サブカル 語る。

サブカルチャーなどについての雑談

「物語の不在」を満たす「誰かの大声」について考える

こんにちは。

 

 前回書いたブログについて続きを書いてみたく思います。

 

arrow1953.hatenablog.com

 

 話の続きの前に振り返ってみると、今年は兵庫県知事選挙だけでなく東京都知事選、衆議院議員選挙、海外ではアメリカやその他の国々でも大統領選が幾つかあり、その結果に注目し続けていた人も少なからずいただろうな思われます。
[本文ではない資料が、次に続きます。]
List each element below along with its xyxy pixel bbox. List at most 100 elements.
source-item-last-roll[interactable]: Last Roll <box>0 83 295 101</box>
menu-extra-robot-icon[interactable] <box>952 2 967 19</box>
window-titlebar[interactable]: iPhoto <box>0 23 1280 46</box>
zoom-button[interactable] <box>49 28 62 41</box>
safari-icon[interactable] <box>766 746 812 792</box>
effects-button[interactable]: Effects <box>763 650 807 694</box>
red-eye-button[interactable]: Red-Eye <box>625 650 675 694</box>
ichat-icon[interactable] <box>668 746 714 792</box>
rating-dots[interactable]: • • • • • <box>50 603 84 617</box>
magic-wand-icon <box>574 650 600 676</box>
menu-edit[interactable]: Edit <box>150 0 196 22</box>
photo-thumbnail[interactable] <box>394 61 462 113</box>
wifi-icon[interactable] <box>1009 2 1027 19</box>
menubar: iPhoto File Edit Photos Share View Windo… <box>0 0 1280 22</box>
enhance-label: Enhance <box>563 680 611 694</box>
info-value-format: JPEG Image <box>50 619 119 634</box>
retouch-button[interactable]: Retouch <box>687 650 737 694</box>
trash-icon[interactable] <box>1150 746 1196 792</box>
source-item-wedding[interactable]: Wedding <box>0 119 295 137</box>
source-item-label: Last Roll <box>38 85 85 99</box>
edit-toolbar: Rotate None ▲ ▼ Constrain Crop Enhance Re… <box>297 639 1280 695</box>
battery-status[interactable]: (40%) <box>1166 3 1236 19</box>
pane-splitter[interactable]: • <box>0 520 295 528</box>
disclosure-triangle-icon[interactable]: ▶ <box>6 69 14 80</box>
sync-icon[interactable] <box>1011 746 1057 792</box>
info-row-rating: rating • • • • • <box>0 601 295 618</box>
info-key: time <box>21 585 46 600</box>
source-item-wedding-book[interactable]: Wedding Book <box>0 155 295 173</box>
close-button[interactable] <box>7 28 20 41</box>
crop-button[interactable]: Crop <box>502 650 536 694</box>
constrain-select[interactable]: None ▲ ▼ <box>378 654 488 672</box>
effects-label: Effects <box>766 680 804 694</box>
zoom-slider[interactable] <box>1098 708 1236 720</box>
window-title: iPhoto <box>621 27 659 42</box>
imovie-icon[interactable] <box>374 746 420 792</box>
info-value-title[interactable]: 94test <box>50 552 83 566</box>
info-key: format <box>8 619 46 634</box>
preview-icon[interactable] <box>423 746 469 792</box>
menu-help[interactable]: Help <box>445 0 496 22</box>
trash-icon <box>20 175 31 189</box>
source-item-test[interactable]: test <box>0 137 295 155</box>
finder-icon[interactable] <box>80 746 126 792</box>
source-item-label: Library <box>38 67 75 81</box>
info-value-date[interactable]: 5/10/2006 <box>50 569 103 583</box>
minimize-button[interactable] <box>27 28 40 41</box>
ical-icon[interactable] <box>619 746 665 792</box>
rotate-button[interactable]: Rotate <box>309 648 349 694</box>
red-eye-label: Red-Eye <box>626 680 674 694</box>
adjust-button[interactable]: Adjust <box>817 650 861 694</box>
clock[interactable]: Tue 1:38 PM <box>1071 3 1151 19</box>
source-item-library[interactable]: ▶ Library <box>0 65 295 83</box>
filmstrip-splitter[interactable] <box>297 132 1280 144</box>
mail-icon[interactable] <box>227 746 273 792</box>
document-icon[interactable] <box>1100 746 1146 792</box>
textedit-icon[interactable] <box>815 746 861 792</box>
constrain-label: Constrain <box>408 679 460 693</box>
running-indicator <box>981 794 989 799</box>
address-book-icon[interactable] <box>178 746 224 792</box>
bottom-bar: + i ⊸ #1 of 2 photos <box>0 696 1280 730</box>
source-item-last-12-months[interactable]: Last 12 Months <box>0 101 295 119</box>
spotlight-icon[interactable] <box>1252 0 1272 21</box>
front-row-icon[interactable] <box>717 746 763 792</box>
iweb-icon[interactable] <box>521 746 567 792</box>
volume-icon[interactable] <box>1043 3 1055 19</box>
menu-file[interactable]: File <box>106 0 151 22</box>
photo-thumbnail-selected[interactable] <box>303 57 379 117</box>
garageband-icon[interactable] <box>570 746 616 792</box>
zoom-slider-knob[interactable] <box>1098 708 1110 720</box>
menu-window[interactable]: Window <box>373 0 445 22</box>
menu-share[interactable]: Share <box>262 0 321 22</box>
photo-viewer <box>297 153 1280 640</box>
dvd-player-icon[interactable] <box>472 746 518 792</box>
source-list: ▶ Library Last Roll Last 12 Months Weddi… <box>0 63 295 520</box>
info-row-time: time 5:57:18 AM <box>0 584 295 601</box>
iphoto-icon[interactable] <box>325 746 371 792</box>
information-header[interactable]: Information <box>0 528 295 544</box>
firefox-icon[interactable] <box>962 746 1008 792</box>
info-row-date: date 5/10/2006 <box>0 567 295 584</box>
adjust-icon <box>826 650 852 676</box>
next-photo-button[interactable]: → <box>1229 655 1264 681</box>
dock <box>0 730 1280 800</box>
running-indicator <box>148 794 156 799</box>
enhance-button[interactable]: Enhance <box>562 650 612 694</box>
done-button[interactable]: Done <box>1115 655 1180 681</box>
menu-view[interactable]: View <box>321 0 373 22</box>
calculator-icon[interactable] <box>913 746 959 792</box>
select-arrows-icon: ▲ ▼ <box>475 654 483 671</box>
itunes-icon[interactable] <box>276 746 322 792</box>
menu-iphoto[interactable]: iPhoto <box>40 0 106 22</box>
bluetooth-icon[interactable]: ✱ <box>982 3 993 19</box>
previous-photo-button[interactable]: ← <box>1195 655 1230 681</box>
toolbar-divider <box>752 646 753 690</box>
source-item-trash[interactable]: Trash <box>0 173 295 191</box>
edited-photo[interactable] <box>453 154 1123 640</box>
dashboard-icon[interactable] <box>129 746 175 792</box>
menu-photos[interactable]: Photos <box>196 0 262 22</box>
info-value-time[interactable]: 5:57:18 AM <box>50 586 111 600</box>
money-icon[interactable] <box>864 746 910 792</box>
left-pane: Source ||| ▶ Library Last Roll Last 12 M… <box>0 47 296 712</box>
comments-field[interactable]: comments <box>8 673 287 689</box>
 あくまで私見ですが、それら多くの選挙で勝利の鍵となったのは「候補者と支持者の声の大きさ」に見受けられました。政策実現よりも「現状で強く敵視してそれらを支える既得権益を倒す」ことを強く訴える主張とそれを増幅するかのような極めて暴力的な響き。それらが合わさった独特な声がSNSやテレビなどで溢れており、斎藤県知事も都知事選で2位の石丸候補も「自分は既得権益と戦い続けてきた!今後も戦い続ける!」という意味合いのことを訴えて多くの拍手喝采を浴びていました。ここで僕が注目したいのは「既得権益」という単語です。

 

 既得権益Weblio辞書では「一定の地位や権力、法律などによって保証され、既に得られている利益や権利」と述べています。

 

www.weblio.jp

 

 この既得権益を「在日特権」(安田浩一さんの本を読めばそんなのないのはわかる)或いは「抵抗勢力」「移民」などに置き換え、声高な人が大声で「抵抗勢力打破」を叫び続けた結果、めちゃくちゃになったのがこの20年間における日本の言語空間だったように僕には思えます。80年代のバブル以降、経済大国という「物語」を失った後に日本社会そのものを抵抗勢力・敵とするオウム、日本の自虐歴史観を敵視して歴史修正を試みる勢力、自民党の仲間を「抵抗勢力」と叫ぶ小泉などが現れたほか、最近ではその既得権益の対象に女性を暴力や貧困などから救う法人やNHKなども加わり「社会の人間不信ここに極まれり」と思わざるをえません。

 

 ただ呆れてばかりもいられない。そういう陰謀論めいた話を本気で信じる「ガチ勢」は古今東西でそれなりにいたけど、それを大声で叫び続けると「それなりに信じる人も少なからずいる」というのが今回の県知事選などで明らかになった。しかも、それらの物語は従来の言論空間でなくSNS・動画など消費のみを目的とするサブカル的な空間の中で流通しているあたりに強く危なさを感じております。

 

 1980年代の日本=経済大国という大きな物語の崩壊後、それに代わる物語として「戦前の回帰」や日本人の「誇り」をくすぐるナショナリズムなどが台頭してはコケていきました。その中で「自分の社会が既存権益のせいでおかしくなっている」という物語はとても分かりやすくて自分の社会への責任を他人のせいにできるため心地いい。なにせそれを信じりゃこの国の現状に対する責任を負わずに生きていけるんですから。前回のブログで述べた「既得権益をさけぶ人たちの物語を信じさせたものは何か」を答えろというなら「この国のしょぼい現状に対して責任を負いたくない」という心の弱さではないだろうか?と僕は思います。